The answer seemed to be that his host was none of those victims, those earlier targets of his will. It was a being of capricious habits, carefree and fearless sensibilities, and a life of confusion and chaos that at last allowed Fistandantilus to perceive the truth.

And it was a truth that filled him with horror and fear, for his spirit, his essence, and his desires for the future had been imprisoned in the body of a kender.

For a time, he could only shiver with uncontrolled fury, but gradually he came to the realization that he would have to change his tactics. And he was not without tools, without alternate plans.

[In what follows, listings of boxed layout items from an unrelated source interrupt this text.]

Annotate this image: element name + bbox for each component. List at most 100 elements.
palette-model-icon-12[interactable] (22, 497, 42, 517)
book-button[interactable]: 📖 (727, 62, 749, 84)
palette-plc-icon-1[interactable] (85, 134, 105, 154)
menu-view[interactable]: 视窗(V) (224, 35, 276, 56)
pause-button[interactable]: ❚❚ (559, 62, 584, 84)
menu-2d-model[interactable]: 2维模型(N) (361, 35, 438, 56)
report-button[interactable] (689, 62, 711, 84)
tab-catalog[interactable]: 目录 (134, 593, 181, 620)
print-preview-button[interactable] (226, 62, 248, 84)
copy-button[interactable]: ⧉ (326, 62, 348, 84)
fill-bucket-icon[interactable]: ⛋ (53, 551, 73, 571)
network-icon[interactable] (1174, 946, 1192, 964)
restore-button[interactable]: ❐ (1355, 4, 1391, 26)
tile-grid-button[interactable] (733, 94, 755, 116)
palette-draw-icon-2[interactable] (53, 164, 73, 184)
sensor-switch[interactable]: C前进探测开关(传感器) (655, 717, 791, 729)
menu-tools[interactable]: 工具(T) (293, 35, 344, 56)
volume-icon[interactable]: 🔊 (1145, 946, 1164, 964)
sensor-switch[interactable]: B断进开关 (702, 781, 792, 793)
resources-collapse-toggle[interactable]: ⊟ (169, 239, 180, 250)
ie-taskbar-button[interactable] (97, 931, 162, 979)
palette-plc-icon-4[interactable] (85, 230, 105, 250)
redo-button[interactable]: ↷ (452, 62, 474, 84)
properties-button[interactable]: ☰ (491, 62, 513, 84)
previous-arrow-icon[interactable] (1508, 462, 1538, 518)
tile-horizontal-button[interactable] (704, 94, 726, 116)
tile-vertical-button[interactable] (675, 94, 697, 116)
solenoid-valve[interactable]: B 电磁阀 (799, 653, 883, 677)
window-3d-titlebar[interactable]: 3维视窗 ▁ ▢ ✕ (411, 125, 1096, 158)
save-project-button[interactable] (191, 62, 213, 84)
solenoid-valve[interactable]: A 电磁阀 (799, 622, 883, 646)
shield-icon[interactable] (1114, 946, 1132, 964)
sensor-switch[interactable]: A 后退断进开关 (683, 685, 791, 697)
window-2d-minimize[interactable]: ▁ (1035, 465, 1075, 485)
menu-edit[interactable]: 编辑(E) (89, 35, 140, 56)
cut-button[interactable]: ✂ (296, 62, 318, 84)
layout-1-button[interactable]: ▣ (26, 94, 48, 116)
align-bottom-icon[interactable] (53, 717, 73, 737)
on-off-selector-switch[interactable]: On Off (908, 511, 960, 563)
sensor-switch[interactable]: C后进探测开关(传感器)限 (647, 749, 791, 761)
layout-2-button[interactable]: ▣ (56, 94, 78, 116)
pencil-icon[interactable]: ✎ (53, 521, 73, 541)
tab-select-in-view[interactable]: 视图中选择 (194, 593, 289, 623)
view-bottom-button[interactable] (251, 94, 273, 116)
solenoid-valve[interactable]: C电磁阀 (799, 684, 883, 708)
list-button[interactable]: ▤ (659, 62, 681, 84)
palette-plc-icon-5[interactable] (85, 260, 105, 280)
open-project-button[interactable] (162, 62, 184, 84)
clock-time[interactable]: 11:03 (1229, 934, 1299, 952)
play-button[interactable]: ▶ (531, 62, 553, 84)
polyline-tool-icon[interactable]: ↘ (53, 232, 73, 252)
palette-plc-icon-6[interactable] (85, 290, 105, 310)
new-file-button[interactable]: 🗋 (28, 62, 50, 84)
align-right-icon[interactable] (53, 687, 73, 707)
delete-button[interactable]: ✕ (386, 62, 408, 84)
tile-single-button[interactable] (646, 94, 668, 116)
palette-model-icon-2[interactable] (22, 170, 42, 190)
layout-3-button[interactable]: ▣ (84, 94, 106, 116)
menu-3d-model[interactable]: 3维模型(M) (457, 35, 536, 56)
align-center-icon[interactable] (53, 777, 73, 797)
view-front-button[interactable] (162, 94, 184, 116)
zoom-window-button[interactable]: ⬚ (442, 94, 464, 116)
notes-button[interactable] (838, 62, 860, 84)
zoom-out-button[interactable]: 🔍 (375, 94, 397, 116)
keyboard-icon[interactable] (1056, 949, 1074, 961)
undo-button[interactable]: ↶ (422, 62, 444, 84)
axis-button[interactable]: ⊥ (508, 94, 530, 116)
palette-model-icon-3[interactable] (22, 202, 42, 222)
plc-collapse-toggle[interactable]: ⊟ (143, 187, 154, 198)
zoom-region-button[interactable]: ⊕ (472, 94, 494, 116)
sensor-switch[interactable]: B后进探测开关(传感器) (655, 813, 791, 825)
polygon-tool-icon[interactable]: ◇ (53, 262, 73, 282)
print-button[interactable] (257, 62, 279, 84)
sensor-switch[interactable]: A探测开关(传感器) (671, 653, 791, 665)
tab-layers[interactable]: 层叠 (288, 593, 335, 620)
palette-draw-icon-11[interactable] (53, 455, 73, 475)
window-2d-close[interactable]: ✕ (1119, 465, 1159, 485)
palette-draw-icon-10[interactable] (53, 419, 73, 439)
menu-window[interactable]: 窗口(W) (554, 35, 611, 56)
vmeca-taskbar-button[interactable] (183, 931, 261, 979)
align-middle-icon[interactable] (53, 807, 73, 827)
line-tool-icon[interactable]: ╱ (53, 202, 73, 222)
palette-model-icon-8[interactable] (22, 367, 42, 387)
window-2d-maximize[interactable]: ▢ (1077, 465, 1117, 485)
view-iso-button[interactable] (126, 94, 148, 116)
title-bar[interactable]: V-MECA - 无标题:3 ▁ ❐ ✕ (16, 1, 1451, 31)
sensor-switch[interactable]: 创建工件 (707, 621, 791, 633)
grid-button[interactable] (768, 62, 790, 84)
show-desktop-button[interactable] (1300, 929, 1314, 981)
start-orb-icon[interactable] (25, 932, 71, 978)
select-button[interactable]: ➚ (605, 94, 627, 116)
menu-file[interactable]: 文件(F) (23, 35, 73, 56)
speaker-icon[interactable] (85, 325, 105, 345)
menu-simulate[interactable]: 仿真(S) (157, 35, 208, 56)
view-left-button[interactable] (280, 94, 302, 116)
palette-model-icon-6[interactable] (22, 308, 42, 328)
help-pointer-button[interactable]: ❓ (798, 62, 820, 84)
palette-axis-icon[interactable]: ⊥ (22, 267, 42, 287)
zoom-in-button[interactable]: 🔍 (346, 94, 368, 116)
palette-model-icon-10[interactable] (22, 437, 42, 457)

He reached out first toward a distant skull, but all that he could see through the lifeless eyes was a barren and abandoned underground.

But when he sought for another talisman, a stone of blood and fire, he felt a more powerful, vital presence. There was a dwarf there, and dwarves had been known to yield to the archmage's power. The archmage strained to see while he felt the pulse and ultimately the perceptions of the one who carried the stone. A cursory study showed that this dwarf would be of only limited use: He was a cackling maniac, wicked but weak.

Still, Fistandantilus had a place for his power to take hold. The dwarf was a fool, but he was a malleable fool. The archmage felt the power of the stone, used it to penetrate the simple mind.

The dwarf would carry the bloodstone for a while longer, but ultimately he would bring it to someone who could be put to better use.

And the wizard's path would open, leading him once again toward the enslavement of the world in past, present, and future.